Lumiere Fest Honors the Dardenne Brothers’ Career of Uncompromising Realism
When Jean-Luc and Pierre Dardenne won the Palme d’Or for “Rosetta” in 1999 — upending such hotly fancied contenders as Pedro Almodovar’s “All About My Mother” — it wasn’t exactly an out-of-nowhere arrival. The Belgian brothers were already in their mid-forties, having begun their career in documentary filmmaking 20 years before, and had already enjoyed a fiction breakthrough with 1996’s award-winning “La Promesse.”
But it felt like an invigorating new wave all the same. Toward the end of a decade marked by auteurist flash and swagger, the empathetic, unvarnished realism of their working-class survival tale gave world cinema a clean-scrubbed human face: intent on making audiences concentrate more on the lives being presented than the directors’ style of presentation.

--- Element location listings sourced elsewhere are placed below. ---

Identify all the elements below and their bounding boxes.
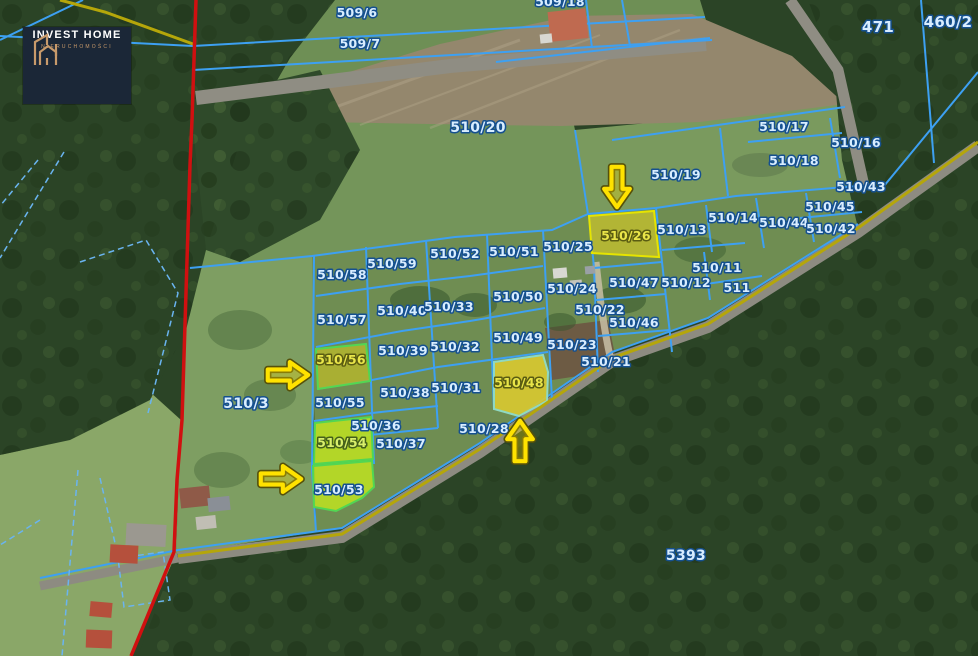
parcel-label: 510/39 (378, 343, 428, 358)
parcel-label: 510/37 (376, 436, 426, 451)
parcel-label: 509/6 (337, 5, 378, 20)
parcel-label: 510/42 (806, 221, 856, 236)
parcel-label: 510/45 (805, 199, 855, 214)
parcel-label: 510/18 (769, 153, 819, 168)
parcel-label: 510/50 (493, 289, 543, 304)
parcel-label: 510/14 (708, 210, 758, 225)
parcel-label: 510/40 (377, 303, 427, 318)
aerial-map-view[interactable]: 509/6509/7509/18471460/2510/20510/17510/… (0, 0, 978, 656)
terrain (0, 0, 978, 656)
parcel-label: 510/43 (836, 179, 886, 194)
parcel-label: 510/23 (547, 337, 597, 352)
parcel-label: 509/18 (535, 0, 585, 9)
parcel-label: 511 (724, 280, 751, 295)
parcel-label: 510/53 (314, 482, 364, 497)
parcel-label: 510/44 (759, 215, 809, 230)
parcel-label: 460/2 (924, 13, 973, 31)
parcel-label: 510/28 (459, 421, 509, 436)
map-canvas: 509/6509/7509/18471460/2510/20510/17510/… (0, 0, 978, 656)
parcel-label: 510/24 (547, 281, 597, 296)
parcel-label: 510/51 (489, 244, 539, 259)
parcel-label: 510/3 (223, 396, 269, 412)
parcel-label: 471 (862, 18, 894, 36)
parcel-label: 510/56 (316, 352, 366, 367)
parcel-label: 510/52 (430, 246, 480, 261)
parcel-label: 510/59 (367, 256, 417, 271)
parcel-label: 510/57 (317, 312, 367, 327)
parcel-label: 510/58 (317, 267, 367, 282)
parcel-label: 510/49 (493, 330, 543, 345)
parcel-label: 5393 (666, 548, 706, 564)
parcel-label: 510/20 (450, 120, 506, 136)
parcel-label: 510/11 (692, 260, 742, 275)
invest-home-logo: INVEST HOME NIERUCHOMOŚCI (23, 27, 131, 104)
parcel-label: 510/26 (601, 228, 651, 243)
parcel-label: 510/31 (431, 380, 481, 395)
parcel-label: 510/21 (581, 354, 631, 369)
parcel-label: 510/33 (424, 299, 474, 314)
buildings-icon (23, 32, 67, 66)
parcel-label: 510/48 (494, 375, 544, 390)
parcel-label: 510/47 (609, 275, 659, 290)
parcel-label: 510/54 (317, 435, 367, 450)
parcel-label: 510/25 (543, 239, 593, 254)
parcel-label: 510/13 (657, 222, 707, 237)
parcel-label: 510/16 (831, 135, 881, 150)
parcel-label: 510/46 (609, 315, 659, 330)
parcel-label: 510/12 (661, 275, 711, 290)
parcel-label: 509/7 (340, 36, 381, 51)
parcel-label: 510/36 (351, 418, 401, 433)
parcel-label: 510/38 (380, 385, 430, 400)
parcel-label: 510/19 (651, 167, 701, 182)
parcel-label: 510/32 (430, 339, 480, 354)
parcel-label: 510/17 (759, 119, 809, 134)
parcel-label: 510/55 (315, 395, 365, 410)
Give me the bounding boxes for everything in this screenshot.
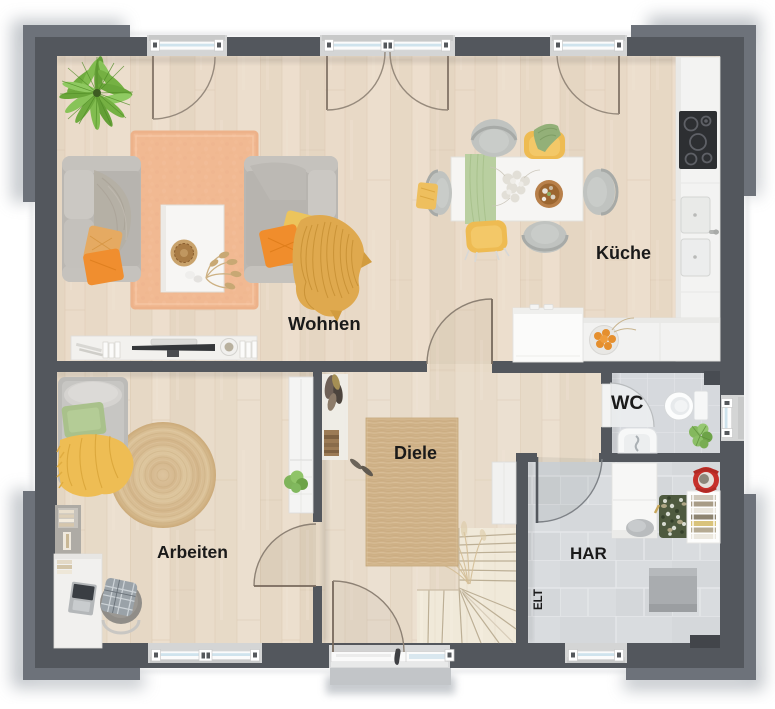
svg-text:ELT: ELT [533,589,545,610]
svg-text:WC: WC [611,392,644,414]
svg-text:HAR: HAR [570,544,607,563]
svg-text:Diele: Diele [394,443,437,463]
svg-text:Wohnen: Wohnen [288,313,361,334]
svg-text:Küche: Küche [596,243,651,263]
svg-text:Arbeiten: Arbeiten [157,542,228,562]
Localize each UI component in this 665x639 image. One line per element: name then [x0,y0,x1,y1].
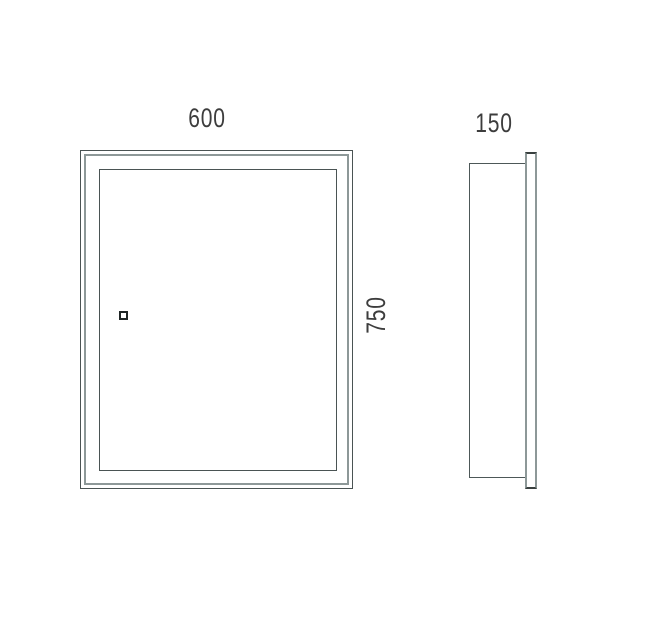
mirror-inner-edge [99,169,337,471]
dimension-label-height: 750 [361,285,391,345]
mirror-panel-side-view [525,152,537,489]
technical-drawing-canvas: 600 150 750 [0,0,665,639]
cabinet-body-side-view [469,163,526,478]
dimension-width-value: 600 [188,103,225,133]
mirror-front-view [80,150,353,489]
dimension-depth-value: 150 [475,108,512,138]
touch-switch-icon [119,311,128,320]
dimension-label-width: 600 [157,103,257,133]
dimension-height-value: 750 [361,296,391,333]
dimension-label-depth: 150 [444,108,544,138]
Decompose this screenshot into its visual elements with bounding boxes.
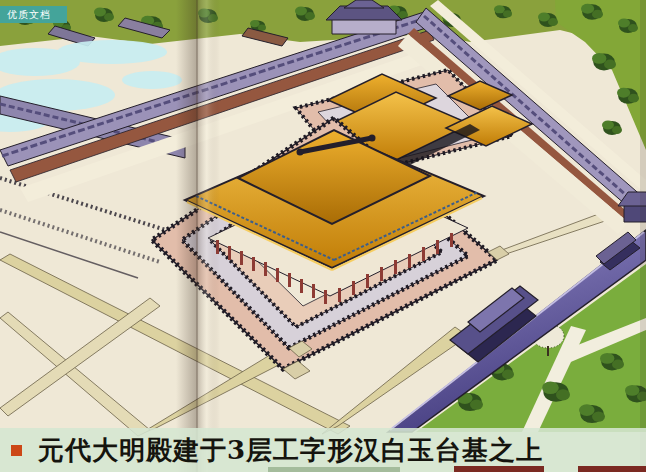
photo-edge-strip (268, 467, 400, 472)
caption-band: 元代大明殿建于3层工字形汉白玉台基之上 (0, 428, 646, 472)
watermark-ribbon: 优质文档 (0, 6, 67, 23)
photo-edge-strip (578, 466, 646, 472)
caption-bullet (11, 445, 22, 456)
photo-edge-strip (454, 466, 544, 472)
slide: 优质文档 元代大明殿建于3层工字形汉白玉台基之上 (0, 0, 646, 472)
caption-text: 元代大明殿建于3层工字形汉白玉台基之上 (38, 433, 543, 468)
watermark-label: 优质文档 (7, 9, 51, 20)
palace-illustration (0, 0, 646, 472)
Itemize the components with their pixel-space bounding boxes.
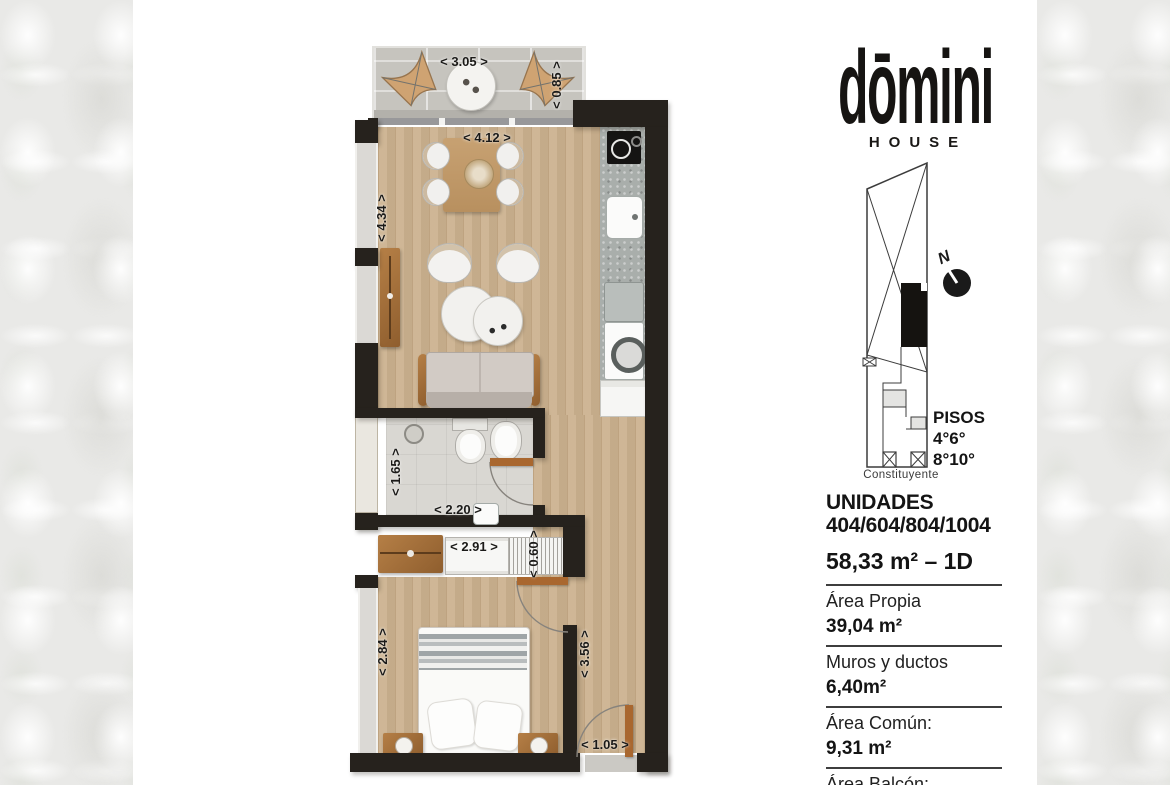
dim-balcony-depth: < 0.85 > bbox=[549, 45, 565, 125]
bedroom-door bbox=[517, 577, 568, 585]
units-title: UNIDADES bbox=[826, 491, 1002, 514]
unit-info: UNIDADES 404/604/804/1004 58,33 m² – 1D … bbox=[826, 491, 1002, 785]
brochure-page: < 3.05 > < 0.85 > < 4.12 > < 4.34 > < 1.… bbox=[0, 0, 1170, 785]
stat-area-comun: Área Común: 9,31 m² bbox=[826, 708, 1002, 769]
stat-value: 6,40m² bbox=[826, 676, 1002, 699]
stat-muros-ductos: Muros y ductos 6,40m² bbox=[826, 647, 1002, 708]
pisos-floors-2: 8°10° bbox=[933, 449, 985, 470]
dim-entry-width: < 1.05 > bbox=[565, 737, 645, 753]
dim-balcony-width: < 3.05 > bbox=[404, 54, 524, 70]
stat-value: 9,31 m² bbox=[826, 737, 1002, 760]
background-foliage-right bbox=[1037, 0, 1170, 785]
dim-hall-height: < 3.56 > bbox=[577, 614, 593, 694]
unit-size: 58,33 m² – 1D bbox=[826, 548, 1002, 586]
pisos-title: PISOS bbox=[933, 407, 985, 428]
dim-living-height: < 4.34 > bbox=[374, 178, 390, 258]
dim-bath-width: < 2.20 > bbox=[408, 502, 508, 518]
stat-area-balcon: Área Balcón: 3,58 m² bbox=[826, 769, 1002, 785]
street-label: Constituyente bbox=[846, 469, 956, 481]
north-label: N bbox=[935, 248, 953, 268]
stat-label: Muros y ductos bbox=[826, 651, 1002, 674]
background-foliage-left bbox=[0, 0, 133, 785]
dim-bedroom-height: < 2.84 > bbox=[375, 612, 391, 692]
dim-living-width: < 4.12 > bbox=[427, 130, 547, 146]
stair-box-icon bbox=[863, 358, 876, 366]
north-arrow-icon: N bbox=[935, 248, 971, 297]
floor-plan: < 3.05 > < 0.85 > < 4.12 > < 4.34 > < 1.… bbox=[338, 38, 678, 778]
stat-value: 39,04 m² bbox=[826, 615, 1002, 638]
brand-wordmark: dōmini bbox=[838, 36, 920, 140]
dim-closet-depth: < 0.60 > bbox=[526, 514, 542, 594]
dim-bath-height: < 1.65 > bbox=[388, 432, 404, 512]
bathroom-door bbox=[490, 458, 533, 466]
units-numbers: 404/604/804/1004 bbox=[826, 514, 1002, 537]
pisos-floors-1: 4°6° bbox=[933, 428, 985, 449]
brand-logo: dōmini HOUSE bbox=[838, 36, 1008, 151]
floors-legend: PISOS 4°6° 8°10° bbox=[933, 407, 985, 470]
stat-label: Área Propia bbox=[826, 590, 1002, 613]
stat-label: Área Común: bbox=[826, 712, 1002, 735]
dim-closet-width: < 2.91 > bbox=[424, 539, 524, 555]
stat-area-propia: Área Propia 39,04 m² bbox=[826, 586, 1002, 647]
stat-label: Área Balcón: bbox=[826, 773, 1002, 785]
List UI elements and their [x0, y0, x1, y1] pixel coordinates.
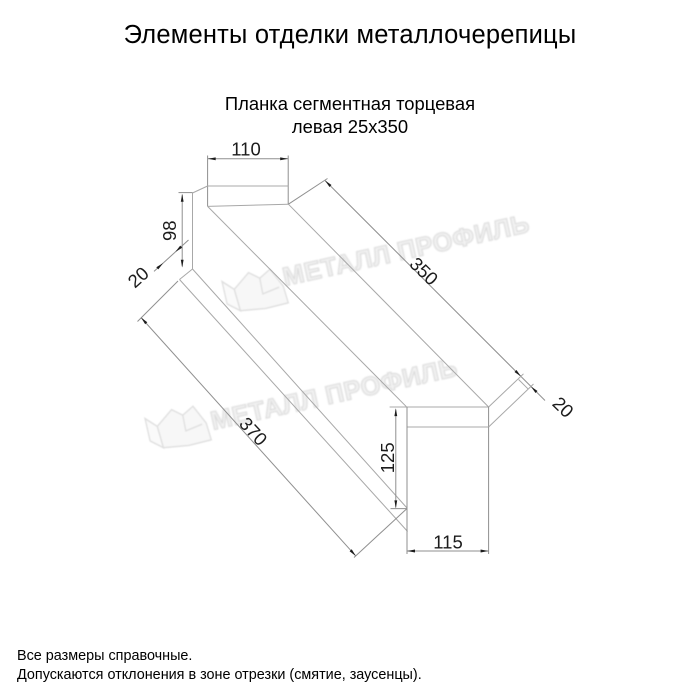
- svg-text:20: 20: [123, 262, 152, 291]
- svg-text:98: 98: [159, 220, 180, 241]
- svg-text:125: 125: [377, 442, 398, 473]
- svg-text:115: 115: [433, 532, 463, 553]
- svg-text:МЕТАЛЛ ПРОФИЛЬ: МЕТАЛЛ ПРОФИЛЬ: [280, 210, 532, 292]
- svg-text:20: 20: [548, 392, 577, 421]
- svg-text:110: 110: [231, 138, 261, 159]
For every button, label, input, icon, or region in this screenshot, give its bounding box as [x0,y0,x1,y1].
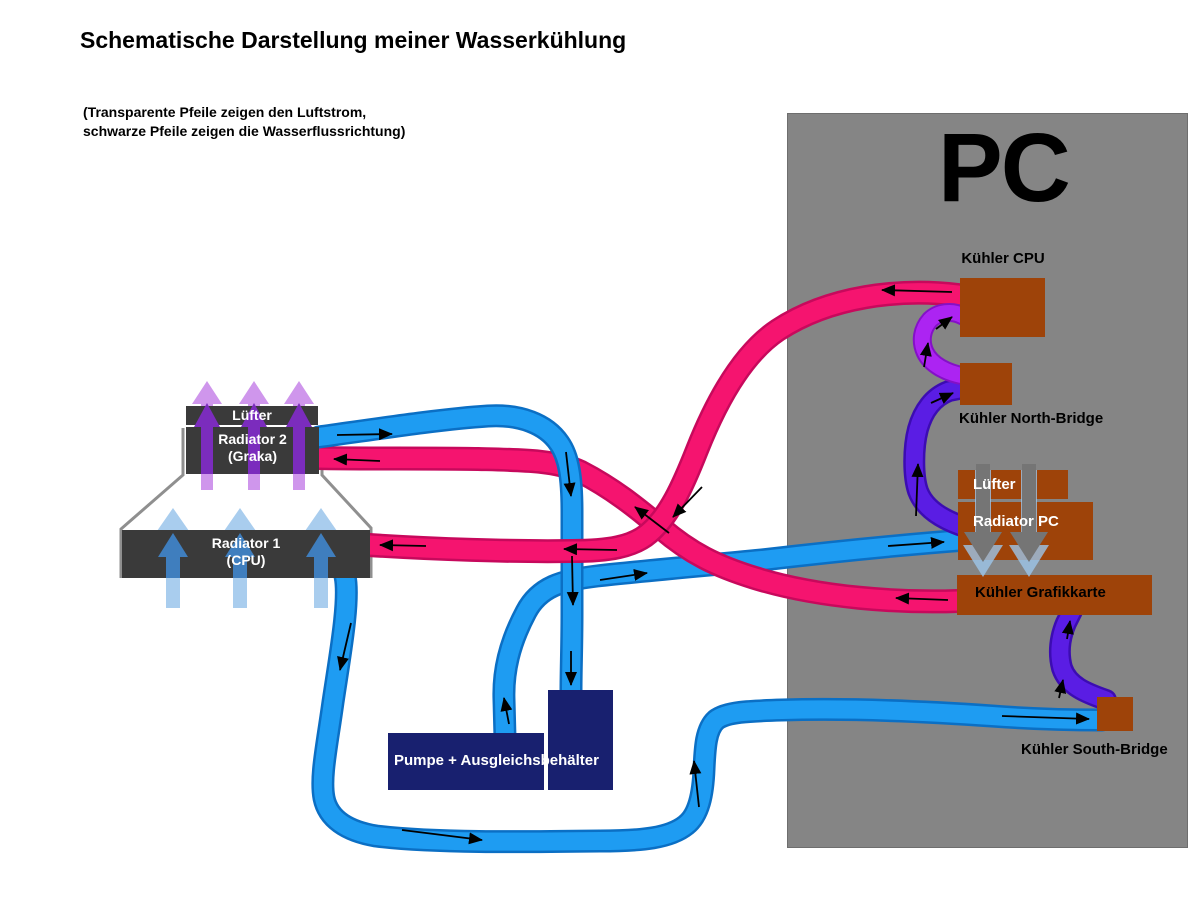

In a career-making performance, the 18-year-old Emelie Dequenne played a teen struggling to support herself and her alcoholic mother with fleeting, fragile jobs: Though incidentally a damning study of Belgian labour law and social welfare, the film was no political screed. With the kind of grainy everyday detail that only comes via acute human interest and observation — down to its wince-inducing depiction of period pain amid poverty — the brothers plainly distinguished themselves from the filmmakers to whom they drew immediate critical comparisons, including Ken Loach and Robert Bresson.
“Rosetta” set the pace for a joint career that would yield further delicately rough portraits of contemporary Belgian life on the social margins, not to mention numerous further prizes. Their Cannes strike rate is enviable: 2005’s shattering “The Child” — about a young, desperate father who sells his newborn infant on the adoption black market, and suffers the spiraling consequences — brought them a second Palme d’Or, launching them into an elite club of auteurs with the likes of Coppola and Haneke. 2007’s “Lorna’s Silence” saw them apply their social realist tropes to an urgent thriller format, and landed them a screenplay award on the Croisette; 2011’s “The Kid With a Bike” was a back-to-basics reset, a problem-child portrait as simply expressed as its title, and very nearly landed them a third Palme, settling for the Grand Prix instead.
If 2014’s “Two Days, One Night” got a rare shutout from the Cannes jury, it nonetheless earned the Dardennes their widest international audience to date — thanks in no small part to a mighty lead performance by Marion Cotillard, playing a factory worker given one weekend to talk her colleagues into saving her job. Though it was the brothers’ first venture into A-list star casting, Cotillard’s ultimately Oscar-nominated turn blended seamlessly into their unassuming worldview. They did the same, to less celebrated effect, with Adele Haenel in 2016’s “The Unknown Girl”; last year, with its largely unknown cast, “Young Ahmed” opted for a lower profile, though its focus on Islamic radicalization in Europe was hardly a retreat to any kind of comfort zone. Sure enough, a Cannes directing prize followed.
For all the subtle experimenting they’ve done within it, however, the Dardenne brothers’ style and outlook are among the most defined and distinctive in European cinema. Their commitment to urgent, urban Belgian portraiture hasn’t wavered: not for them an out-of-character foray into costume drama, fantasy or the English language. Their form, meanwhile, remains as rigorous as it is unadorned, to the point that the even have a signature shot, often aped by other modern social realists: a restless, close-up tracking shot of the back of a character’s head. And so we follow.